Dueling Minimum Wage Proposals

By Nicole Rice, Policy Director, Government Relations

Capitol Update, Nov. 6, 2015 Share this on FacebookTweet thisEmail this to a friend

The state’s largest labor union has announced the filing of a second minimum wage initiative, setting up a ballot rivalry between two factions of the Service Employees International Union (SEIU) that could ultimately risk the success of both proposals.

The new initiative, sponsored by SEIU State Council, is broader than the initial measure proposed by SEIU-UHW, the healthcare worker arm of the union. It not only increases the minimum wage to $15 an hour, but doubles the amount of sick leave mandated under law and expands the benefit to home healthcare workers who are not currently covered.

Tentatively titled, “Raise California’s Wage and Paid Sick Days Act of 2016,” proponents seek to raise the minimum wage to $15 an hour by 2020 (one year earlier than the originally-filed measure) and give employers with 25 or less employees one additional year to comply. Any future increases would still be tied to inflation.

California’s minimum wage rose to $9 an hour on July 1, 2014, due to legislation signed by Governor Brown in 2013, and is scheduled for a final increase to $10 an hour this January 1, 2016. However, a bill introduced earlier this year by Senators Mark Leno (D-San Francisco) and Connie Leyva (D-Chino) pledges another series of incremental increases to $13 an hour by July 2017 with annual inflation adjustments to follow beginning January 1, 2019. SB 3  was stalled in the Assembly Appropriations Committee but the Senators have vowed to continue to push the issue when the Legislature returns in January.

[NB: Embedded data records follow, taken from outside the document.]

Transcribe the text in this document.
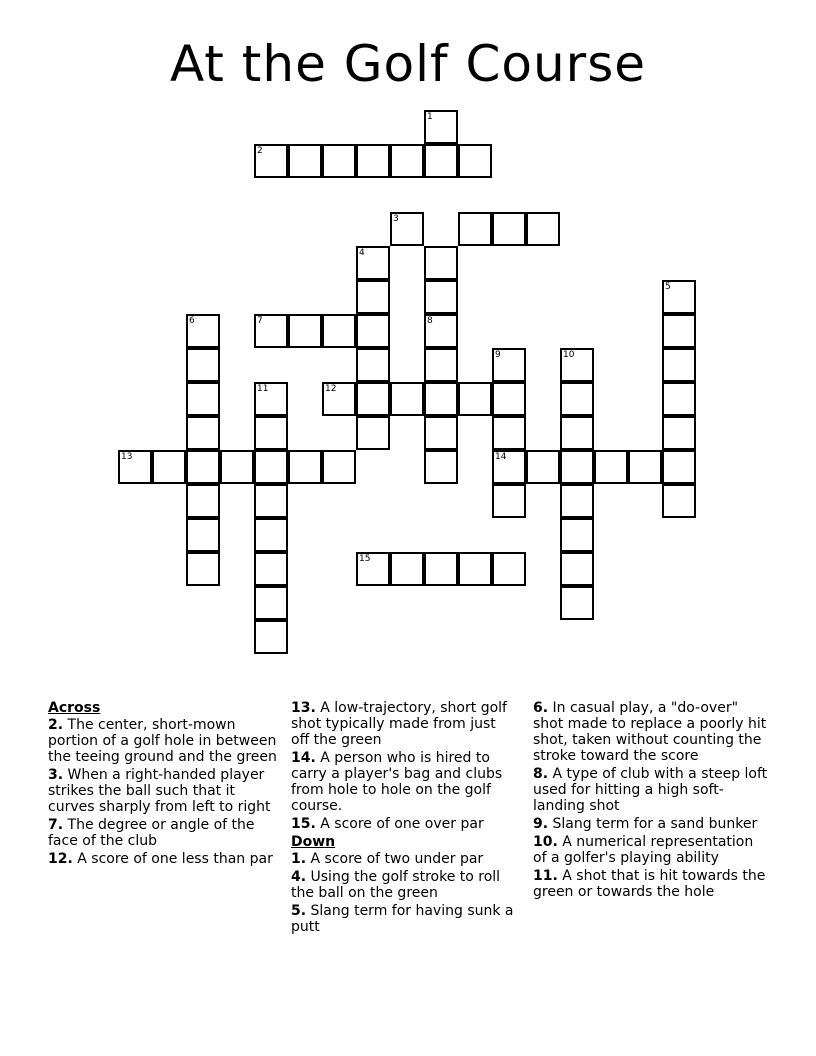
At the Golf Course
8
2
3
4
5
6	7
9
14
10
11	12
13
15
1
Across
2. The center, short-mown portion of a golf hole in between the teeing ground and the green
3. When a right-handed player strikes the ball such that it curves sharply from left to right
7. The degree or angle of the face of the club
12. A score of one less than par
13. A low-trajectory, short golf shot typically made from just off the green
14. A person who is hired to carry a player's bag and clubs from hole to hole on the golf course.
15. A score of one over par
Down
1. A score of two under par
4. Using the golf stroke to roll the ball on the green
5. Slang term for having sunk a putt
6. In casual play, a "do-over" shot made to replace a poorly hit shot, taken without counting the stroke toward the score
8. A type of club with a steep loft used for hitting a high soft-landing shot
9. Slang term for a sand bunker
10. A numerical representation of a golfer's playing ability
11. A shot that is hit towards the green or towards the hole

Several local jurisdictions have also approved minimum wage increases including the cities of San Francisco, Oakland, Los Angeles, Berkeley and San Jose, along with San Francisco and Los Angeles counties.

Language for the new initiative was submitted to the Attorney General this Tuesday for review and summary.  Proponents will need 365,880 signatures to qualify the measure for the November 2016 ballot and anticipate starting the signature gathering process this January. Backers of the preceding measure have until January 27, 2016 to collect their signatures but report that they have already exceeded the number needed to qualify their proposal.